The sad conclusion has to be that the average mag buying angler doesn't really want quality. The average commercial water fisher wants a commercial mag, that tells him how to maximise his chance of potting a few pellet pigs, not something that talks about far flung places he'll never see and species he'll never catch.

 

 

Surely angling hasnt become so narrow? Even if some have surely enough would still be interested in an "old fashioned" type magazine to make it financially viable?

 

It was reading Angling and books like "Bill Keal's Book of Fishing" and seeing what diversity there was in the sport that made me want to try all these different things?

 

Yes some may never get of their backsides and try anything exotic but without the seed been sown then none of us would.

 

Or is the true all angler dead? Most of todays writers are very much one method/one species anglers and their writting obviously reflects this.The Angling Heros of my day were all to a degree all rounders. Our own Den being a prime example.

 

Ok I might have got off my arse and "pioneered" Spanish catting on a few rumours and a bit of luck but I doubt whether I would have trolled the lochs and loughs for Ferrox, lure fished for shark,or a countless other things that I have done after being inspired by magazine articles.

 

Angling magazine was certainly at the cutting edge for me when I had it. Dave Stuart building up his own salmon lure rods and incorporating ABU Speedlock handles,Jim Gibbinson writing about "light line codding" (which has now become very much the standard cod set up) Articles from Clive Gammon (I think?) about the "Rother Mulleteers" escapades with the rivers thin lips,Gord Burton ,John Darling some Darkin chap!
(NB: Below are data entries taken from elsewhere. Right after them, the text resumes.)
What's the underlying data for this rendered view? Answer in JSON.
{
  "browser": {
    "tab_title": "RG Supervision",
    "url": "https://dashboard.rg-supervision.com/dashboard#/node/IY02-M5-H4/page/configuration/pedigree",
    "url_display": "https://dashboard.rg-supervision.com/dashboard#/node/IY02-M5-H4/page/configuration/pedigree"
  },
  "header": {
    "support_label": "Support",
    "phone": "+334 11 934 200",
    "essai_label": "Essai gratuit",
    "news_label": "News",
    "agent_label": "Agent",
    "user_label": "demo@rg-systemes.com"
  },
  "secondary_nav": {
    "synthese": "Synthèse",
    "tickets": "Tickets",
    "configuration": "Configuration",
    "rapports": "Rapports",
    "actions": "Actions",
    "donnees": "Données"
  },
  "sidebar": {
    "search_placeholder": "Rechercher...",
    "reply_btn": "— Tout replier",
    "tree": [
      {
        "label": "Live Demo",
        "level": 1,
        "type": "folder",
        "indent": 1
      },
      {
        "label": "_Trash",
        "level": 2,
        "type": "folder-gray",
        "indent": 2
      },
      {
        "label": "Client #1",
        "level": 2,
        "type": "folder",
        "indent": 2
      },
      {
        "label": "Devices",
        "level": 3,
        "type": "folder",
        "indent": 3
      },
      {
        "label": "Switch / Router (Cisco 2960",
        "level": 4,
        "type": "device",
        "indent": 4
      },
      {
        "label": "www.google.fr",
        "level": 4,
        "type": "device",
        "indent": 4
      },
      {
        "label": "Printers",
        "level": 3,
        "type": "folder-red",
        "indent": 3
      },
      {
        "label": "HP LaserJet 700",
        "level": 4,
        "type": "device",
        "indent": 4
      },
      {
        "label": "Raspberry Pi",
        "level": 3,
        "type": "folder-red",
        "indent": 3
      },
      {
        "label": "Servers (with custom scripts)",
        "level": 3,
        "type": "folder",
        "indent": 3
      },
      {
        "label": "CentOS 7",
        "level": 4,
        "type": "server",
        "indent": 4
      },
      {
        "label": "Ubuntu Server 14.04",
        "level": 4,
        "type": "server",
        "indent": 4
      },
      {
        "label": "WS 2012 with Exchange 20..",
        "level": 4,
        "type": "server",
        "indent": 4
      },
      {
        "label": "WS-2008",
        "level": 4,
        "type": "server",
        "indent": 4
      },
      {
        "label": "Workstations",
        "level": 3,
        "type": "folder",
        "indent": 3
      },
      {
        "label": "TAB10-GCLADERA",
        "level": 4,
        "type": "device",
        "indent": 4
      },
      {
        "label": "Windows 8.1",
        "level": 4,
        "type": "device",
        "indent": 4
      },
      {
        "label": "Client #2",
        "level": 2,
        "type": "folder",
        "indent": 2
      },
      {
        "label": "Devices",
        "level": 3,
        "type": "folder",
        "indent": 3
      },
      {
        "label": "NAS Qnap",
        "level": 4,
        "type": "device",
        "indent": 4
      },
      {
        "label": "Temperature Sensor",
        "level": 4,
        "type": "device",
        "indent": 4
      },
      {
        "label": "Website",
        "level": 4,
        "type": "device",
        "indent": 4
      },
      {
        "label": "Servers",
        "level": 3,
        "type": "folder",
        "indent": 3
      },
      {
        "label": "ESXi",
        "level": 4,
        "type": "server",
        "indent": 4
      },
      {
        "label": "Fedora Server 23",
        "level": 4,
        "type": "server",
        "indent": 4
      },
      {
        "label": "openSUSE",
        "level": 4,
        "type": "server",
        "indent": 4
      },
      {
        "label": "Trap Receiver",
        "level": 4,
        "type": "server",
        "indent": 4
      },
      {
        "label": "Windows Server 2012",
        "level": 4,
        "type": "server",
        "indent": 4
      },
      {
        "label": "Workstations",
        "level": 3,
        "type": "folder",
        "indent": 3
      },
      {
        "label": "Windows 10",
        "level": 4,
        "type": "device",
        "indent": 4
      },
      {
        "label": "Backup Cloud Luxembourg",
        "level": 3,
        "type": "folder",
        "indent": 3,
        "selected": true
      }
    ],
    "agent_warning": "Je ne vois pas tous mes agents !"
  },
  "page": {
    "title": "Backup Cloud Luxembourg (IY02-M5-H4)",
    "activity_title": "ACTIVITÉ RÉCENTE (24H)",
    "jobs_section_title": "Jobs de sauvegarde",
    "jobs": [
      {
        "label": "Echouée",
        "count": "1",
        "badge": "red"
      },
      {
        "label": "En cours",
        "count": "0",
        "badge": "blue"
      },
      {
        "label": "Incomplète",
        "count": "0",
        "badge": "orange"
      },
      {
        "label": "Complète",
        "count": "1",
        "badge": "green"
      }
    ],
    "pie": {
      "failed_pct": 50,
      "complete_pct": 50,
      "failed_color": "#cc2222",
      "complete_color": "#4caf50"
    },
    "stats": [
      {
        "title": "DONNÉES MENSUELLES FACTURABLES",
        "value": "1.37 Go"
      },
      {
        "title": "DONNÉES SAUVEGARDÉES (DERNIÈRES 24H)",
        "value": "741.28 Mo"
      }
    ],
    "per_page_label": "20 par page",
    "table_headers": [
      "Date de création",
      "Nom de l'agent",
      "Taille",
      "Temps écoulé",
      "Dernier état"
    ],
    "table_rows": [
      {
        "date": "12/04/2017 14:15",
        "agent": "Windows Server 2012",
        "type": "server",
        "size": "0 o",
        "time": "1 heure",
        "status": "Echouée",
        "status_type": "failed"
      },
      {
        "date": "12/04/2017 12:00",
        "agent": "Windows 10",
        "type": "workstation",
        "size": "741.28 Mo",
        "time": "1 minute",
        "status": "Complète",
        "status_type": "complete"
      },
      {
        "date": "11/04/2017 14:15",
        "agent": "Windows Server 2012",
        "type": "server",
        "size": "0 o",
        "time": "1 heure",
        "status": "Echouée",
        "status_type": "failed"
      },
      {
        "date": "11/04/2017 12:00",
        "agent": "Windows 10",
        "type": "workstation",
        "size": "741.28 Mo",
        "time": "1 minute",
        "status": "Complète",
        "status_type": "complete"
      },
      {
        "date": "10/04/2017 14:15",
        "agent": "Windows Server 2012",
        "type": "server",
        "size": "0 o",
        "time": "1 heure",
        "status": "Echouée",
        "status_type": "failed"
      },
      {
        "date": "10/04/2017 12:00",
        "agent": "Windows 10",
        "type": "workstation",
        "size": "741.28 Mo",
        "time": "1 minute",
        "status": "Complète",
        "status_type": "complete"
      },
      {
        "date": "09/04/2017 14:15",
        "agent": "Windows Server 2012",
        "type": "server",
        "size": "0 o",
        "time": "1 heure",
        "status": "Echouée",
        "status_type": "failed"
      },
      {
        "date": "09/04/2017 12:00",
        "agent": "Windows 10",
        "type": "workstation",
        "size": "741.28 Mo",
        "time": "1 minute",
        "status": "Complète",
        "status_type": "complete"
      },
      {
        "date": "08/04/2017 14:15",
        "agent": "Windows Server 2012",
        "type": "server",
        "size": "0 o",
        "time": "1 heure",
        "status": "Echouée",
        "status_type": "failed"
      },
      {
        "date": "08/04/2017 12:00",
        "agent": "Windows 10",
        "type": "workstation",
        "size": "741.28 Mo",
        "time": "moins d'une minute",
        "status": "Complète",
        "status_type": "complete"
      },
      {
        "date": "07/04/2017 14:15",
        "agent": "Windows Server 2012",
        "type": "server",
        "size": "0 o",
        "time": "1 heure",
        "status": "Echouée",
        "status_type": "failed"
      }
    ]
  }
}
Great and more importantly diverse stuff.

 

I just cant believe that all modern anglers wouldnt be interested? Plenty of people seemed interested in my more unususl fishing capers when I did slide shows regardless of what the actual show/talk was about or the type of audience!

 

Theres still plenty of us out here who do this sort of thing...............................maybe the magazines etc just arnt interested in us because due to the rather non mainstream things we do we are simply not known and therefore a "commercial" gamble? I dont know. Or is it because people who do anything unusual (as in anything not carp or match fishing!) dont tend to be any use to potential sponsers because of the limited market for the equipment they use? After all advertising still represents a massive part of any publications income.

 

It wouldnt bother me reading stuff from the Golden Oldies as I dont really care if its just about what they did then as it would still be interesting and I reckon help newcomers get a bit of a feel for the history of the sport and its development.

And thats my "non indicative opinion"!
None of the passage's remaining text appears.